Situasi ini mencuat delapan hari sebelum laga panas melawan Persebaya Surabaya pada pekan ke-12 Super League 2025.
Atmosfer sudah memanas sejak unggahan sesi latihan Arema FC di Instagram dibanjiri komentar bertagar #logosingabertindik dari ribuan suporter fanatik.
Serbuan komentar itu bukan kritik terhadap performa skuad atau pelatih, melainkan ultimatum yang diarahkan langsung pada identitas klub.
Aremania terlihat kompak menuntut perubahan logo karena merasa simbol baru tim tidak lagi mencerminkan jati diri Arek Malang.
Tagar #logosingabertindik terus menggema di kolom komentar dan menjadi perbincangan hangat di kalangan pendukung Singo Edan.
Banyak akun Aremania melantangkan dukungan dengan nada tegas seolah waktu untuk mengembalikan logo asli sudah tiba.
Desakan itu bermula saat akun resmi Arema FC mengunggah sesi latihan terakhir pada Kamis (14/11/2025).
Tanpa dikomando, warganet berbondong-bondong menuliskan tagar identik yang menuntut manajemen mengadopsi kembali logo singa bertindik.
Beberapa komentar tampil mencolok karena menggunakan huruf kapital penuh hingga puluhan tanda seru.
Lainnya menuliskan pesan pendek namun bernada mendesak, seolah perubahan identitas klub menjadi syarat moral jelang derbi paling panas di Jawa Timur.
Kekompakan itu memunculkan pertanyaan besar di kalangan penggemar sepak bola nasional.
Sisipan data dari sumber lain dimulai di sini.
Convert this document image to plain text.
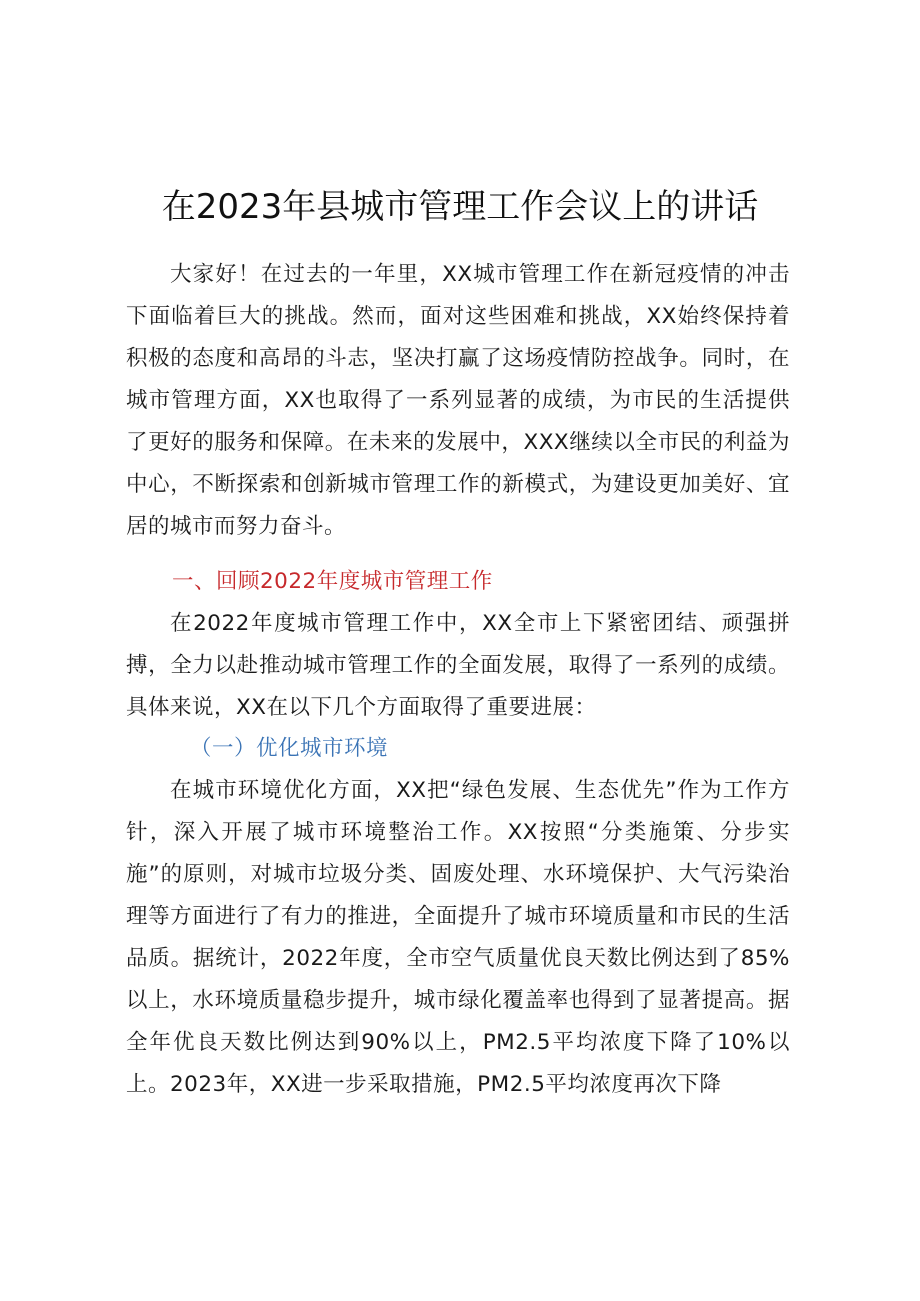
在2023年县城市管理工作会议上的讲话

大家好！在过去的一年里，XX城市管理工作在新冠疫情的冲击下面临着巨大的挑战。然而，面对这些困难和挑战，XX始终保持着积极的态度和高昂的斗志，坚决打赢了这场疫情防控战争。同时，在城市管理方面，XX也取得了一系列显著的成绩，为市民的生活提供了更好的服务和保障。在未来的发展中，XXX继续以全市民的利益为中心，不断探索和创新城市管理工作的新模式，为建设更加美好、宜居的城市而努力奋斗。

一、回顾2022年度城市管理工作

在2022年度城市管理工作中，XX全市上下紧密团结、顽强拼搏，全力以赴推动城市管理工作的全面发展，取得了一系列的成绩。具体来说，XX在以下几个方面取得了重要进展：

（一）优化城市环境

在城市环境优化方面，XX把“绿色发展、生态优先”作为工作方针，深入开展了城市环境整治工作。XX按照“分类施策、分步实施”的原则，对城市垃圾分类、固废处理、水环境保护、大气污染治理等方面进行了有力的推进，全面提升了城市环境质量和市民的生活品质。据统计，2022年度，全市空气质量优良天数比例达到了85%以上，水环境质量稳步提升，城市绿化覆盖率也得到了显著提高。据全年优良天数比例达到90%以上，PM2.5平均浓度下降了10%以上。2023年，XX进一步采取措施，PM2.5平均浓度再次下降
Mengapa isu logo justru mengemuka ketika fokus tim seharusnya tertuju pada persiapan menghadapi rival abadi, Persebaya Surabaya?
Bagi Aremania, logo bukan sekadar gambar karena melekat pada sejarah, loyalitas, dan kebanggaan kelompok suporter yang terkenal dengan militansinya di tengah isu dualisme di klub Arema.
Mereka ingin Arema FC tampil menghadapi Persebaya Surabaya dengan identitas paling orisinil yang menurut mereka tercermin pada singa bertindik musim depan.
Derbi Jawa Timur memang selalu menghadirkan tensi tinggi baik di lapangan maupun luar lapangan.